Residents have clearly spoken against the high-density proposal on the table now. As you can see in greater detail today in these images from the Plan Westbard web site, the plan as proposed would entirely change the character of the area from suburban to urban.
This first image is virtually identical to what one would find in an urban town center near a Metro station, such as Bethesda Row or Rockville Town Square. The current sight lines to the forested tree canopy around the borders of the commercial area are all blocked by buildings. These 80' buildings will also impose themselves over the single-family homes of the Springfield neighborhood behind the Westwood Shopping Center, the Westbard Avenue homes on the other side of Ridgefield, and over the existing Kenwood Place condominiums.

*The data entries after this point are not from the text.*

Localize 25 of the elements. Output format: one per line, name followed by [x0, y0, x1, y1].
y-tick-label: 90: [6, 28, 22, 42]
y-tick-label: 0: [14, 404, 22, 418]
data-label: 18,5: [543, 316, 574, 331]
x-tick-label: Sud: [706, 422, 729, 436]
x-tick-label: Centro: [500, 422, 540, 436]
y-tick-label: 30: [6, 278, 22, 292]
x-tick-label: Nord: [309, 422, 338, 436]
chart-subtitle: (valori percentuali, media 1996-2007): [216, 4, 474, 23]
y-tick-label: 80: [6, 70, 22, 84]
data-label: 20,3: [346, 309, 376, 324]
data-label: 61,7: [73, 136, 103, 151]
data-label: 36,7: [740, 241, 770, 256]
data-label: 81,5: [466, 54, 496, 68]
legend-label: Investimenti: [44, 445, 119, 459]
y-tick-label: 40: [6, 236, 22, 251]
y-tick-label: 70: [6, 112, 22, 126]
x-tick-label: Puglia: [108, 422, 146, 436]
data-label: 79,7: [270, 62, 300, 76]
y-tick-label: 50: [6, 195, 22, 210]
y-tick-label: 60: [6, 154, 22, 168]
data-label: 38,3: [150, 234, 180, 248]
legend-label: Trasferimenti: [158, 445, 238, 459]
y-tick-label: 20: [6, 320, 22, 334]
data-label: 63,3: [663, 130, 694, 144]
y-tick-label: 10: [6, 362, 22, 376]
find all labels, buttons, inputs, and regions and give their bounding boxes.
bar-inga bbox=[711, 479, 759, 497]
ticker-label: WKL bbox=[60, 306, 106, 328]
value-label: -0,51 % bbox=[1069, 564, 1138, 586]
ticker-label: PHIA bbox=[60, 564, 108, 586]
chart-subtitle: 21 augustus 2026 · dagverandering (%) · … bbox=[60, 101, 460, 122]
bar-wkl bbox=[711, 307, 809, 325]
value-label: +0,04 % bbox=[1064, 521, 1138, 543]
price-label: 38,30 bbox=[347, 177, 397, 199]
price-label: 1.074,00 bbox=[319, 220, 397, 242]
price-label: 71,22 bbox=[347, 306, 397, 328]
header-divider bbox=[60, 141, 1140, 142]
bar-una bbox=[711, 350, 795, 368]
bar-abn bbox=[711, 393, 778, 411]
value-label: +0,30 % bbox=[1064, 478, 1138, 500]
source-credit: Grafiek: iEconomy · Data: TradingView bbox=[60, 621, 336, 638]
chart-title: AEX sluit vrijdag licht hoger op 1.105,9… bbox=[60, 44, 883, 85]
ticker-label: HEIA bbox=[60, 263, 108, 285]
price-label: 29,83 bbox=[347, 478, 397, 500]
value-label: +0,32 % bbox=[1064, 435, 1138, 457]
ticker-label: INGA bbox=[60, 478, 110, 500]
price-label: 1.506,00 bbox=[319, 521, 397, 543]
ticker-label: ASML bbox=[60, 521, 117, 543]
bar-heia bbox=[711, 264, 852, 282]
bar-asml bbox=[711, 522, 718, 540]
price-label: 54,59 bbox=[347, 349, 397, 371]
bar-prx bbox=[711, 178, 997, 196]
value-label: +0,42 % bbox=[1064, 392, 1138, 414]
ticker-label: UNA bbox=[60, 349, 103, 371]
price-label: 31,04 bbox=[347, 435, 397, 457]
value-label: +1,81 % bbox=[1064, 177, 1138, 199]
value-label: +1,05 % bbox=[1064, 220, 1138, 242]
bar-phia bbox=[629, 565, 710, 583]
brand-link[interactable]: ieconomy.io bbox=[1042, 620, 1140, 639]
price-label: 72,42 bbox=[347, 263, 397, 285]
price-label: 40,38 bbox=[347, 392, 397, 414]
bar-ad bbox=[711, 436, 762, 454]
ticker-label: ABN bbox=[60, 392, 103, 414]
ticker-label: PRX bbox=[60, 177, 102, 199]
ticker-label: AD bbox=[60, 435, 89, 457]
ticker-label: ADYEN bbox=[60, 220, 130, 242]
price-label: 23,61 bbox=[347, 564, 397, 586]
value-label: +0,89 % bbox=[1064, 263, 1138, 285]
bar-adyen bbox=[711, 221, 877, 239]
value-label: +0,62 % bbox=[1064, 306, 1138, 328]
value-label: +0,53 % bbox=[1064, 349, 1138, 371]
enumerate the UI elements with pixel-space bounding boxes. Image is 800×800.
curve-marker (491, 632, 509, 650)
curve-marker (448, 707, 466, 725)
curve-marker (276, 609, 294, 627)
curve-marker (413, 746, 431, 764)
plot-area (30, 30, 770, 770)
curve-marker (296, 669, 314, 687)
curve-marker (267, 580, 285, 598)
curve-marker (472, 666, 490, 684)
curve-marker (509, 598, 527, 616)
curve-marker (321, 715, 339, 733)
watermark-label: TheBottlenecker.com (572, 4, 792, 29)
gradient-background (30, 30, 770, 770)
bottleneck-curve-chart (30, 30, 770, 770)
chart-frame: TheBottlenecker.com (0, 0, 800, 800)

If you are familiar with the Chevy Chase area, you will notice this second image is almost identical to what you would see while driving south into Friendship Heights - yet there is no Metro station to be found in the Westbard area.
There are a handful of non-conforming high-rises from an earlier time in the Westbard Sector Plan area. However, these are no longer allowed under current zoning, and placed far apart, they do not create the canyon effect clearly visible in the images immediately above. But the new structures combined with the existing towers would create a definitively urban character, out of context with the geographic location and low-density neighborhoods around it.
With schools and roads already jammed, it is unclear how this part of Bethesda could possibly handle the 4972 new residents and 3758 new cars that would be generated by 1927 new units. If anything, River Road would lose capacity under the new plan, with narrower lanes and new traffic signals. There's no guarantee of approval of a new elementary school on the current Little Falls Library site, as it is not large enough under current MCPS standards. And that doesn't even begin to address overcrowding at Pyle MS and Whitman.
Just the idea of 4972 more people, and 3758 new automobiles along two one-block strips boggles the mind. All of them will have to travel out of the Westbard area in the morning, as there is no new office space proposed for them to "live where they work," and no Metro within walking distance. And the "smart growth" folks say this scheme will reduce automobile use?